By now, they were supposed to be well into the first leg of the three-year Life at Sea cruise, sailing from Ushuaia, Argentina, to Punta Arenas in Chilean Patagonia.
Instead, more than a month after the cruise was abruptly canceled, one couple is stranded in an Istanbul hotel and on the verge of becoming homeless; another woman has moved to Ecuador because she can’t afford to pay her mortgage; and a man, recently diagnosed with cancer, has delayed his treatment because he doesn’t have the money to pay for it.
On Tuesday, 78 would-be Life at Sea passengers sent a letter to Markenzy Lapointe, the U.S. attorney for the Southern District of Florida, asking him to investigate whether Miray, a Turkish cruise company, defrauded them out of millions of dollars. They claim that the company collected an estimated $16 million and used it toward a deposit to acquire a new ship that it did not end up purchasing. It is unclear if Mr. Lapointe will take action.
Dozens of passengers quit their jobs, sold their homes and withdrew their life savings to pay for what promised to be the adventure of a lifetime: a cruise with 382 ports of call over 1,095 days. But in late November, just days before the cruise was scheduled to depart, the voyage was canceled because Miray had failed to acquire a suitable ship.

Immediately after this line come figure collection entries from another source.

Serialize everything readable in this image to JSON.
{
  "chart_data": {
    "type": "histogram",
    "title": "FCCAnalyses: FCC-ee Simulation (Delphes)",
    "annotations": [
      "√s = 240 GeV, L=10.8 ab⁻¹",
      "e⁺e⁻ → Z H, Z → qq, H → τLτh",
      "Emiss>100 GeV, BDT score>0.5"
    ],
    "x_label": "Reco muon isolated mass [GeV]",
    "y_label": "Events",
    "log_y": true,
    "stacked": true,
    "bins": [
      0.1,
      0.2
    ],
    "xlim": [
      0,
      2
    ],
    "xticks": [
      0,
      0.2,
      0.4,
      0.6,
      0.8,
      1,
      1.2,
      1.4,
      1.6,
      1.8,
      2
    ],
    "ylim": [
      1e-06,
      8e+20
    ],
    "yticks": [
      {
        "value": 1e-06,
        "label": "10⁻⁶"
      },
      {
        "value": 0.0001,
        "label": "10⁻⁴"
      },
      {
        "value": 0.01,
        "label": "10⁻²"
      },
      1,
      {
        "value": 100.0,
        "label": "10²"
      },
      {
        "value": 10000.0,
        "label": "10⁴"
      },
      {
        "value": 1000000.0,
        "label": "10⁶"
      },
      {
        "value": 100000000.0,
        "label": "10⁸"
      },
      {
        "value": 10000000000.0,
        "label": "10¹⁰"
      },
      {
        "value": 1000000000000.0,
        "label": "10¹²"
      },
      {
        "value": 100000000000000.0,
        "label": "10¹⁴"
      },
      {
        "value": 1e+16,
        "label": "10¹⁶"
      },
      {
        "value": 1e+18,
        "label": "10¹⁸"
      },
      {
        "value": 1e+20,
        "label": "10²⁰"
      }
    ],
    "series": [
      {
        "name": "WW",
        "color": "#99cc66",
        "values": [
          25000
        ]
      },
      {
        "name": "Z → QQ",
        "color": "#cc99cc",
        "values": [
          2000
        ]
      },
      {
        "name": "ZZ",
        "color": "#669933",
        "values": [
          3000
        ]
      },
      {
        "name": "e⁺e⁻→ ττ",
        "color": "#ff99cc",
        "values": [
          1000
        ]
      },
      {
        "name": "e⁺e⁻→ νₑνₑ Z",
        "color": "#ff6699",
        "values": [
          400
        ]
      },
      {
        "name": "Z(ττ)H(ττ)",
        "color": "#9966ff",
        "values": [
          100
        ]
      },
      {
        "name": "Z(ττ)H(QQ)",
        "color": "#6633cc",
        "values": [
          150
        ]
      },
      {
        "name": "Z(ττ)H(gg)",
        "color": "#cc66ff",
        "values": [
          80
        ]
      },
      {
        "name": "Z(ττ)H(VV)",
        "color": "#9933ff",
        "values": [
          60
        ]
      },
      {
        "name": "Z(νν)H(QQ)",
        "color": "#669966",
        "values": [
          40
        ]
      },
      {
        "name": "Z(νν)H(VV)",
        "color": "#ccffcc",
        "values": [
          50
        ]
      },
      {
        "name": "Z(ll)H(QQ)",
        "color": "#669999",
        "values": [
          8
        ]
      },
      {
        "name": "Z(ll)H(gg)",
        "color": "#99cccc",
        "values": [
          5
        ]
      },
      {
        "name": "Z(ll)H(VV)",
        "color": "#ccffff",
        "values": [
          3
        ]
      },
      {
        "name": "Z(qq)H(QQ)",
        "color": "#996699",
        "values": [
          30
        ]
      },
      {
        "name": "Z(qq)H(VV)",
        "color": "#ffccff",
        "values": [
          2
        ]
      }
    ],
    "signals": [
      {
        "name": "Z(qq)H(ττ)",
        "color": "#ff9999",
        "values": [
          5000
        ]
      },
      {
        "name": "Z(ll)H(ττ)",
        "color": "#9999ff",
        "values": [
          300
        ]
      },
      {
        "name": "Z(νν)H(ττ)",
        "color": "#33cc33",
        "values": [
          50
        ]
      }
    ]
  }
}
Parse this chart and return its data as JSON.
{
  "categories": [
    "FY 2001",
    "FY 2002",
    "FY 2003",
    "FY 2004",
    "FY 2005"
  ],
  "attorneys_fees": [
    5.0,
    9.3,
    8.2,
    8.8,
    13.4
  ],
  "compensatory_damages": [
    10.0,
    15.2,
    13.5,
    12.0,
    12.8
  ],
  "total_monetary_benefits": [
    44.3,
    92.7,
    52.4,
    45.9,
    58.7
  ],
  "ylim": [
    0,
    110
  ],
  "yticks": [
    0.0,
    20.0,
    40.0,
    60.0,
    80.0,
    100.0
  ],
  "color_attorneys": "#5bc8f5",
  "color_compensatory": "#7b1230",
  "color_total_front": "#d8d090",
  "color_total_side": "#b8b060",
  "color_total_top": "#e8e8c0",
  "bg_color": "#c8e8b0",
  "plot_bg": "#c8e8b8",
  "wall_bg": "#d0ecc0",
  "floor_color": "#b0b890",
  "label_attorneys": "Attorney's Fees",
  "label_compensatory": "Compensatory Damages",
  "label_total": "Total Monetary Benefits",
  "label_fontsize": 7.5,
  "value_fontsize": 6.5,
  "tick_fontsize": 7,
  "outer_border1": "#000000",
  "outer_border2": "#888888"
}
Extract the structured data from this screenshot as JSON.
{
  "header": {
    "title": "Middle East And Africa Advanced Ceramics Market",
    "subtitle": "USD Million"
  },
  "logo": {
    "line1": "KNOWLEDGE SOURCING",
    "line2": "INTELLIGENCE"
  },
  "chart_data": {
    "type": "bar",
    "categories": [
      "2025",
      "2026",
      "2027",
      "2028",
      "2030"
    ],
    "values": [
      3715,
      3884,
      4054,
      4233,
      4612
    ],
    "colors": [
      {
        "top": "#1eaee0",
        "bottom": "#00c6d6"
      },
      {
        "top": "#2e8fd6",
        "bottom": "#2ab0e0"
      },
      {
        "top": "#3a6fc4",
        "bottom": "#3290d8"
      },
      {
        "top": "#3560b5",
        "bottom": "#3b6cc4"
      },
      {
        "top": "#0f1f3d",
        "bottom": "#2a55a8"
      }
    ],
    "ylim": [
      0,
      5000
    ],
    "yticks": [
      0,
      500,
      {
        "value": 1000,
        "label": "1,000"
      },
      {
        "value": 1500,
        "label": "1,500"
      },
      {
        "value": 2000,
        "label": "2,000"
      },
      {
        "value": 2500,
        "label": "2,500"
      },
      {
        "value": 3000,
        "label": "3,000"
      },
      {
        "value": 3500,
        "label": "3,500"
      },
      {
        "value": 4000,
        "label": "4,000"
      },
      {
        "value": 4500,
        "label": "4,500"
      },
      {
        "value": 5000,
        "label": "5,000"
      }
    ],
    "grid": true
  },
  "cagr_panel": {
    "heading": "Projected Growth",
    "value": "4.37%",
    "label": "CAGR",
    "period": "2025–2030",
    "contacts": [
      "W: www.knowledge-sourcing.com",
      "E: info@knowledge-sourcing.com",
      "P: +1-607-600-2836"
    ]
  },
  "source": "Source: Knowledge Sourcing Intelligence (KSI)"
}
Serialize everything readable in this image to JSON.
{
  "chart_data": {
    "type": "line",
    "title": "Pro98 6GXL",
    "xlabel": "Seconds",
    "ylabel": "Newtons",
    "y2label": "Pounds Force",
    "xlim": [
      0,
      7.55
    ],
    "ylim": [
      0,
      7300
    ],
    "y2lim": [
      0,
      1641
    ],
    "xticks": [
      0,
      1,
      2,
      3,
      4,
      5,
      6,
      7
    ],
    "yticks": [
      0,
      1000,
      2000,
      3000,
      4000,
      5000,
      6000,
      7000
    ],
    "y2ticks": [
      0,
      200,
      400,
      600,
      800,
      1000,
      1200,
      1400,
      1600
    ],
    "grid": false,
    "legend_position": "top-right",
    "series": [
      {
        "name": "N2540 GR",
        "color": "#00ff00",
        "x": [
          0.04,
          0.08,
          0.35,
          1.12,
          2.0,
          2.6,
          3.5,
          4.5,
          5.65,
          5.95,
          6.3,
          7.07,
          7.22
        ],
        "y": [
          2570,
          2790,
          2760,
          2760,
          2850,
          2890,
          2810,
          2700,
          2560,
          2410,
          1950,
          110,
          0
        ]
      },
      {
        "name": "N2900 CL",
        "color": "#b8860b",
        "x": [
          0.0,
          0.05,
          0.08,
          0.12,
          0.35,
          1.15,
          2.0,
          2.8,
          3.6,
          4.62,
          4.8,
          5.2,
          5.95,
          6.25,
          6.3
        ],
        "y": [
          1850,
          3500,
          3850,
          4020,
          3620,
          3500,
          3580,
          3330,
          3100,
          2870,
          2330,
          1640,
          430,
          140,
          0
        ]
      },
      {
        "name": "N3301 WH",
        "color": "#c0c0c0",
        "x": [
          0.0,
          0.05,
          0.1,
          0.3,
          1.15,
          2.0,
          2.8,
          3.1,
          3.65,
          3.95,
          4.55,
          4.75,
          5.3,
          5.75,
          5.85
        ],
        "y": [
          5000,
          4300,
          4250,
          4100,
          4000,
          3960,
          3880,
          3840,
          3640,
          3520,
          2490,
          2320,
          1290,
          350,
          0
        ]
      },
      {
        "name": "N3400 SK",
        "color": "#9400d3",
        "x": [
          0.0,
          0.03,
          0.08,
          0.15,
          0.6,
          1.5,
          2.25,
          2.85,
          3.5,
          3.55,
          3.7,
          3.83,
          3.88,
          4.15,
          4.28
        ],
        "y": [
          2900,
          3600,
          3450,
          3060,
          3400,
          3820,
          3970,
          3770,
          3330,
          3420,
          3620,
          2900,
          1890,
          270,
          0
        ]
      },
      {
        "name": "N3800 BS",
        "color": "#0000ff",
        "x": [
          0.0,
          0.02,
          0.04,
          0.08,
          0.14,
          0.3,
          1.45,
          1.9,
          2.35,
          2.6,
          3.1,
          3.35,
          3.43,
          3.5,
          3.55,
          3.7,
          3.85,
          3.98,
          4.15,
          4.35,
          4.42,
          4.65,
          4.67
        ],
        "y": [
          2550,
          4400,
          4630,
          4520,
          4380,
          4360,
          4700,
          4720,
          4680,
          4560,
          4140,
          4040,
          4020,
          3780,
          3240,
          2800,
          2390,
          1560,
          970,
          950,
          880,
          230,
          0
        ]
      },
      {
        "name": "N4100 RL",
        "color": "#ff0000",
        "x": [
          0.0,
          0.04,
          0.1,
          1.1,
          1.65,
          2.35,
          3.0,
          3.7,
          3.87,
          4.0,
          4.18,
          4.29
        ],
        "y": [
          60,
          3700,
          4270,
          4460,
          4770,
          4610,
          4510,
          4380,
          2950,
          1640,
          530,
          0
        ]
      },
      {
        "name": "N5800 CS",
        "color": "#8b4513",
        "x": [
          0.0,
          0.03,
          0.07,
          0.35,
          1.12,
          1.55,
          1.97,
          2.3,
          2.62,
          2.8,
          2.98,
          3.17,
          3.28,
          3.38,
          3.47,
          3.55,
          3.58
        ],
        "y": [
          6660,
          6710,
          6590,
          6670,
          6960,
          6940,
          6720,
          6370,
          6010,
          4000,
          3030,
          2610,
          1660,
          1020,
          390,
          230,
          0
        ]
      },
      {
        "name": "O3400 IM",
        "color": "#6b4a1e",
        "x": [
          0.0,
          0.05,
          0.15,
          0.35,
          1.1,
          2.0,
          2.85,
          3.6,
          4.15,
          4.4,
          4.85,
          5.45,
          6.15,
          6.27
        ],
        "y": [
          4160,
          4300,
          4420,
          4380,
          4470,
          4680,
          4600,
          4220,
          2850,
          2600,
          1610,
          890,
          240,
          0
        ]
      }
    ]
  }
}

Most of the passengers paid Miray tens of thousands of dollars to secure their cabins, which ranged from $90,000 to $975,000 for a suite. Some passengers paid the full fare upfront to qualify for a discount. After canceling, Miray said it would offer full refunds to all passengers, but two of the repayment deadlines passed and only four of more than 100 passengers have received partial refunds.
If the passengers had known how their money was being used, they “could have made informed decisions about parting with their $16 million,” the passengers said in the complaint, adding that they had been explicitly told by the company that their payments were not being used for upfront funding.
Last May, Miray’s owner, Vedat Ugurlu, sent a WhatsApp message to Mikael Petterson, the former managing director of Life at Sea, telling him that he had $5 million for the deposit toward the purchase of the AIDAaura, a larger vessel that was more suitable for the journey than the originally proposed MV Gemini. He said that they needed to put down $10 million in total because of a bank guarantee and asked Mr. Petterson to stick to a May 31 deadline to collect passenger payments.